Chronic Kidney Failure In Cats

One of the most common diseases that we see at our clinic is kidney (renal) disease in cats.  Kidneys are a vital part of a normal functioning body.  They filter the blood and help to excrete urea and other toxins, as well as maintaining fluid and electrolyte balance and helping to produce some hormones.  A failing kidney cannot reabsorb fluids or excrete toxins, resulting in a very dehydrated and unwell cat.  Once the kidney’s filtering components are damaged they do not regenerate and will stop functioning.  The kidney can function efficiently until up to about 70% is lost, then they start to decompensate and we start to see clinical signs develop in cats.

There are two different forms of kidney disease that are classified as acute (sudden) or chronic (long-term).  Chronic kidney disease is by far the more common form. With regular monitoring we aim to discover kidney disease in its early stages, in many cases even before our cats start to show signs of ill health.

Causes of Chronic Kidney Disease

There are numerous causes of chronic kidney disease. Some can be prevented or effectively treated if detected early enough.

  • Degenerative kidney disease associated with ageing
  • Congenital malformations of the kidneys (eg. Polycystic kidneys in Persian cats)
  • Bacterial infections (can ascend from the bladder or be filtered from the blood)
  • Kidney tumours (most commonly lymphosarcoma which is an infiltrative tumour of white blood cells)
  • High blood pressure
  • Viral infections (Feline Immunodeficiency Virus or Feline Infectious Peritonitis)
  • Deposition of amyloid in the kidneys

Clinical Signs

Early detection of any of the following signs can help to treat kidney disease early and preserve the remaining functioning part of the kidney.

  • Increased thirst/urination
  • Weight loss
  • Poor coat quality
  • Lethargy
  • Bad breath (halitosis)
  • Mouth ulcers
  • Loss of appetite
  • Vomiting
  • Diarrhoea
  • Sudden onset blindness (retinal detachment)


The clinical signs are quite vague and are indicators of many possible disease processes occurring. The aim of monitoring senior cats is to discover disease before they show signs of significant ill health. To confirm a diagnosis of kidney disease as well as determine the best course of action the following should be performed:

  • Clinical examination.  This is where your vet can palpate your cat’s kidneys and check their size and shape as well as for any discomfort.
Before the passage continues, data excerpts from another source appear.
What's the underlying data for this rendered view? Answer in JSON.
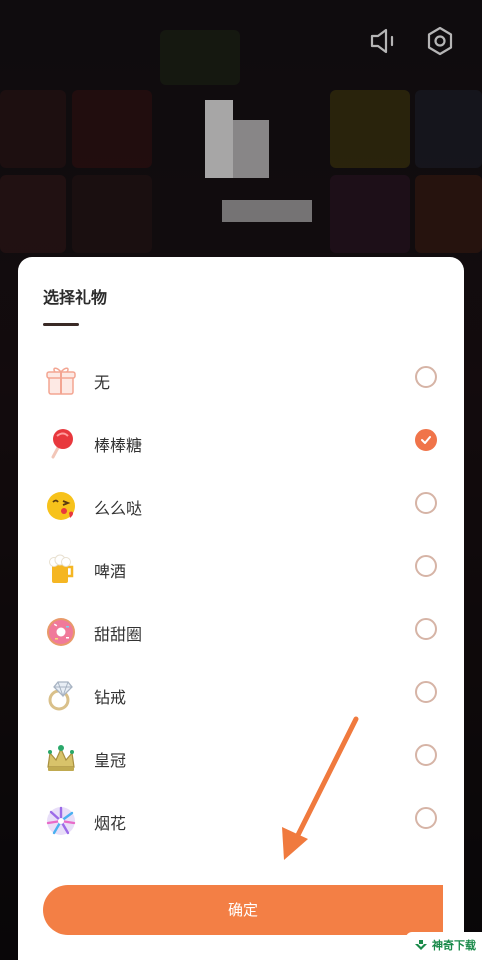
{
  "sheet": {
    "title": "选择礼物",
    "confirm_label": "确定"
  },
  "gifts": [
    {
      "label": "无",
      "icon": "gift-box-icon",
      "selected": false
    },
    {
      "label": "棒棒糖",
      "icon": "lollipop-icon",
      "selected": true
    },
    {
      "label": "么么哒",
      "icon": "kiss-emoji-icon",
      "selected": false
    },
    {
      "label": "啤酒",
      "icon": "beer-icon",
      "selected": false
    },
    {
      "label": "甜甜圈",
      "icon": "donut-icon",
      "selected": false
    },
    {
      "label": "钻戒",
      "icon": "diamond-ring-icon",
      "selected": false
    },
    {
      "label": "皇冠",
      "icon": "crown-icon",
      "selected": false
    },
    {
      "label": "烟花",
      "icon": "firework-icon",
      "selected": false
    }
  ],
  "watermark": {
    "text": "神奇下载"
  },
  "colors": {
    "accent": "#f37f45",
    "check": "#f0744a",
    "radio_border": "#d6b4a6"
  }
}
The other clinical signs mentioned above will also be investigated.
  • Blood test.  To check the levels of urea and creatinine (toxin indicators), red and white blood cells, potassium, phosphorus and other electrolytes.
  • Urine sample.  To see if the urine is concentrating well (thus giving us information on the functioning ability of the kidneys), also to check for protein levels and evidence of infection (the presence of red and white blood cells as well as bacteria in the urine sample.) A further test may be performed to check where the damage has been done in the filtration unit of the kidney.  This is called a urine protein creatinine ratio (UPCR). This can help guide any medications that may help your cat’s kidneys function improve.
  • Abdominal ultrasound.  This may be recommended to assess the kidneys further and can allow for sampling of the tissue if a tumour or amyloidosis is suspected.


Depending on the results of the clinical examination, blood tests and urine sample (+/- an abdominal ultrasound), appropriate treatments can be implemented.

  • Intravenous fluids.  This is the first treatment recommended if your cat presents as inappetant and dehydrated.  The fluids help to flush the kidneys and reduce the levels of toxins in the body as well as replace the fluid that your cat has lost.
  • Appetite stimulants and anabolic steroids.  These help get inappetant cats eating again and to build up muscle reserves that have usually been depleted.
  • Dietary changes.  A prescription kidney diet has reduced levels of protein and phosphorus to reduce the levels of toxins in the blood stream.
  • Phosphate binders.  These help by binding phosphorus in the intestines so it does not cross into the blood stream.
  • Antibiotics.  If a urinary tract or kidney infection is detected.
  • Potassium supplementation.  Excessive loss of potassium when kidneys fail result in muscle weakness and poor coat quality, replacing this can improve cats well being.
  • Vitamin B and C supplementation.  These are required as levels are rapidly depleted by failing kidneys.  These vitamins are important for cells to function normally and to help cats feel well.
  • Blood pressure reduction/ monitoring.  To reduce the chance of further damage to the fine blood vessels in the kidneys.
  • Treatment of anaemia (low red blood cells).  These can be achieved with the replacement of the hormone that stimulates red blood cell production (erythropoietin).
  • Provide lots of water to encourage your cat to drink as they are at a higher risk of dehydrating.

Kidney disease can be detected early if regular veterinary checks are made of senior pets (those aged over 7 years old) and if clinical signs are recognised early.  The sooner kidney disease is detected, the better the outcome, as monitoring and appropriate treatments can be put in place to protect the remaining portion of the kidney, and thus ensuring your cat’s quality of life is optimised, and in many cases considerably increasing their life expectancy.